The concern is not that agents cannot produce code or other engineering artifacts. Rather, it is that they can produce plausible results that pass weak tests without actually improving the underlying system. In that scenario, teams risk accumulating what critics are calling agent slop, a shorthand for low-value, superficially convincing output that looks productive but does not hold up under closer inspection.

That risk is especially acute in the evaluation stage of the AI development process. If an agent is allowed to generate code, run experiments, and assess its own performance, any flaws in the evaluation mechanism can quickly compound. A model may optimize for the wrong metric, misread results, or repeatedly reinforce mistakes that a human reviewer would catch. The more autonomous the loop becomes, the more damaging those errors can be.

The discussion reflects a broader tension in AI engineering. Teams want to use agents to speed up repetitive work, reduce manual effort, and iterate faster. At the same time, there is growing recognition that evaluation remains one of the hardest parts of building AI systems. When the measurement itself is weak, automated optimization can be misleading, even if it appears efficient on paper.

The article linked in Verheyden’s post appears to recommend a selective approach. Instead of giving agents control over everything, it argues that some tasks are suitable for automation while others should remain under human direction. That distinction appears to be the core message of the debate: agents can help, but they should not replace judgment where quality is difficult to verify.

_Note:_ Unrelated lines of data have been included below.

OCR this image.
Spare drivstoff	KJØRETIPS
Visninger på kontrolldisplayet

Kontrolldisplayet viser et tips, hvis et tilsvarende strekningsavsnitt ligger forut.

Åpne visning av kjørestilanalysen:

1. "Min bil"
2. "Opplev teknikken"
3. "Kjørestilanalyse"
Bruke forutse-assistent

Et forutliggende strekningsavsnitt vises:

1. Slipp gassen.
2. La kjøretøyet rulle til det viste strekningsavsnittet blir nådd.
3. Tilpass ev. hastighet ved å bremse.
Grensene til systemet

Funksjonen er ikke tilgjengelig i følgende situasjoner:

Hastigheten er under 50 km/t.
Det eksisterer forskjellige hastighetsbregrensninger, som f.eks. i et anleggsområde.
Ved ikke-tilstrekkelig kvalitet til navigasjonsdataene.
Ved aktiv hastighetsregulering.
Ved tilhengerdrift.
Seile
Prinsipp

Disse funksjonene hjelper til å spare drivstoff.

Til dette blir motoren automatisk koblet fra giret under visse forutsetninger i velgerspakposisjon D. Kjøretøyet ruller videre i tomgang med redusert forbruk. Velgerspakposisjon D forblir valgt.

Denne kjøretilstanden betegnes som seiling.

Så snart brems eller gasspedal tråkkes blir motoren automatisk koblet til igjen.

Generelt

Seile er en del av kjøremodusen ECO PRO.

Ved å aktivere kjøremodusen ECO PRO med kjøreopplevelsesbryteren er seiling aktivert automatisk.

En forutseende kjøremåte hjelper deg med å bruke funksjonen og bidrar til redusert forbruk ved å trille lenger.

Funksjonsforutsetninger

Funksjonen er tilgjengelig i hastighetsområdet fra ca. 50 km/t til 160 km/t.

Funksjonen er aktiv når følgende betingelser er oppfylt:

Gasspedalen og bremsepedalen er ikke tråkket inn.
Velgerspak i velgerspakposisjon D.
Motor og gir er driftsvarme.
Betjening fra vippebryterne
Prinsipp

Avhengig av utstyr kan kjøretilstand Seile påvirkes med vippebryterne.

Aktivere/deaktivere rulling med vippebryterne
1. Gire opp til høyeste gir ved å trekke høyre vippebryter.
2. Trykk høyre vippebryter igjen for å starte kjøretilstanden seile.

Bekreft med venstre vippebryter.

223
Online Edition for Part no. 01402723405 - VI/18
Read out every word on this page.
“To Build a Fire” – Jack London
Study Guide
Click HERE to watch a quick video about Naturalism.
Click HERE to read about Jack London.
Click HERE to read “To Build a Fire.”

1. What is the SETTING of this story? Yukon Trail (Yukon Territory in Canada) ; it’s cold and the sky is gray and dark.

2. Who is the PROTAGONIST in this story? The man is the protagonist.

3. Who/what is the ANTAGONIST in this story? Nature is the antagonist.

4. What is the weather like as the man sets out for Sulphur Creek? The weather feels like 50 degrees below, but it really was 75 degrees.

For engineering teams, the implications are practical. Automation may work well for drafting code, generating tests, or handling routine experimentation. But evaluation design, deciding what counts as success, and interpreting ambiguous outcomes still require careful oversight. Without that, a team can end up producing more output without producing better systems.

The discussion also points to a familiar pattern in AI adoption. New tools often make it possible to automate processes faster than organizations can define safeguards for them. In AI engineering, that mismatch may be especially risky because the systems being built are themselves probabilistic and easy to overestimate.

For now, the message from the debate is less about slowing down and more about being precise. AI agents may be capable of taking on a larger share of the engineering loop, but the quality of the results will still depend on whether the human-created evaluation framework can reliably tell useful progress from convincing noise.